SINCE 1975, Jennie Dell has been a constant presence in the Northern Rivers media firmament.
This week she retires from the Northern Rivers Echo, the paper she was founding editor of in 1991, to devote more time to her family and gain the freedom to express herself politically.
"One of the reasons I am retiring is to join the Knitting Nannas Against Gas, to take part in demonstrations and to be free to express my very strong views against coal seam gas mining," Jennie said.
"I was at Terania Creek (protests in 1979) and at Mount Nardi saving the Nightcap National Park forests and I see the real necessity for a huge demonstration of people power to move the CSG issue into the courts and into the parliament."
Her journalism career began in 1967 in England at the height of the swinging sixties when she worked at the Guardian as a holiday relief editorial assistant.
She later worked as a distributor for the controversial OZ magazine, which was the subject of a celebrated obscenity trial in 1971.
"My job was to drive around London in a Kombi van to collect half a dozen hippies with beads and bells, the hippier looking the better, drive them out of London and sell the magazine on the street," Ms Dell said.
"One Saturday morning on The King's Road in Chelsea I sold a copy of OZ to Mick Jagger."
In 1974 she migrated here with her first husband, son Josh and daughter Bonnie, settling in Nimbin in 1975.
"Nimbin at that time was exactly what we envisaged.
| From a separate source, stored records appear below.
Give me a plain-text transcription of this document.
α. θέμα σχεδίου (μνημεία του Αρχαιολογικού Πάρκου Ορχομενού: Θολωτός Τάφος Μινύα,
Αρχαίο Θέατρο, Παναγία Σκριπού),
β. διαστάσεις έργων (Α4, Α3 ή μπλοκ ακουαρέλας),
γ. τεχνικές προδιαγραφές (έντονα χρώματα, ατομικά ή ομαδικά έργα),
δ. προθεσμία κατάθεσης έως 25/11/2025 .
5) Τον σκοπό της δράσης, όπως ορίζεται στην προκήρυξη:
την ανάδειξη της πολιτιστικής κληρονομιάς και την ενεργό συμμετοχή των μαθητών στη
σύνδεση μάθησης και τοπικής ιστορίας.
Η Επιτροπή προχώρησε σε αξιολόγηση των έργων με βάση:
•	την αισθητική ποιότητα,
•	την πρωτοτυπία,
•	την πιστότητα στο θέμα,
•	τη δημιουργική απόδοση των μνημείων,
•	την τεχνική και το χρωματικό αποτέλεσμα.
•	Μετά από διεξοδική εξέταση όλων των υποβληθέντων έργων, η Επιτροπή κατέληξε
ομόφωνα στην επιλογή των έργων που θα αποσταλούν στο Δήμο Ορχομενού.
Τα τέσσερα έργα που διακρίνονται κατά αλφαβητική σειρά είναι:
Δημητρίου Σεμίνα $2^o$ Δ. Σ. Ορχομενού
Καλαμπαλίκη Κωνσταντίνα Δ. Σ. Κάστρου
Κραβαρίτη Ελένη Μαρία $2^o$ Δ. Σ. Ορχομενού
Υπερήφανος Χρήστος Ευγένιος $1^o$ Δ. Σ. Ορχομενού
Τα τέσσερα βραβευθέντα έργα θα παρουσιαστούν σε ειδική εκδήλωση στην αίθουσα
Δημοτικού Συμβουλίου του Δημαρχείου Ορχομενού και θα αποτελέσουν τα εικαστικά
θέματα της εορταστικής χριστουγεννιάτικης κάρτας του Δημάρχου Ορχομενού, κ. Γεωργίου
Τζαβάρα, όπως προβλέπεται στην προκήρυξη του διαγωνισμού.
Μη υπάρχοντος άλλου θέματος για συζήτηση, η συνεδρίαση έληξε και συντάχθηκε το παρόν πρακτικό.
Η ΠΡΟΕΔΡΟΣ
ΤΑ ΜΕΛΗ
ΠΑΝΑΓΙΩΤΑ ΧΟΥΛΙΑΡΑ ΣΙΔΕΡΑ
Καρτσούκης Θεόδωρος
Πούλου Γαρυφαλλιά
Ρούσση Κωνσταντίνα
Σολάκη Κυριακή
The Aquarius Festival had taken place in 1973 and it was a really strong tribal community full of art and music.
"There are a few places on the planet that are like the Northern Rivers and it's something that exploded at the same time all around the world."
Throughout her life and career, music and the arts have been a powerful force for Ms Dell.
"Art nourishes the soul... it's a very important part of being human."
She believes music connects all the various social movements on the North Coast.
This weekend she is delivering Ash Grunwald and Xavier Rudd to the anti CSG pop up concert at a secret location near Doubtful Creek.
Jennie has been associated with The Northern Star on and off since 1986, eventually returning in 2008 as a journalist and editor of Weekend.
Then after a trip to England in 2011 she settled back at the Northern Rivers Echo.
"I was always a provincial girl.
"I love living in a small community where if I am writing for that newspaper people are going to see me in the street, they will know who I am and I can stand behind what I write.
"I feel privileged to be a journalist and carry on a tradition that began in 19th Century Fleet Street and now in the 21st century watching the gradual demise of the newspaper.
"I am not resisting the changes at all, it's fascinating to see it morphing into something completely new..
"I don't think my grand-daughter will ever buy a newspaper, but she will always read the news."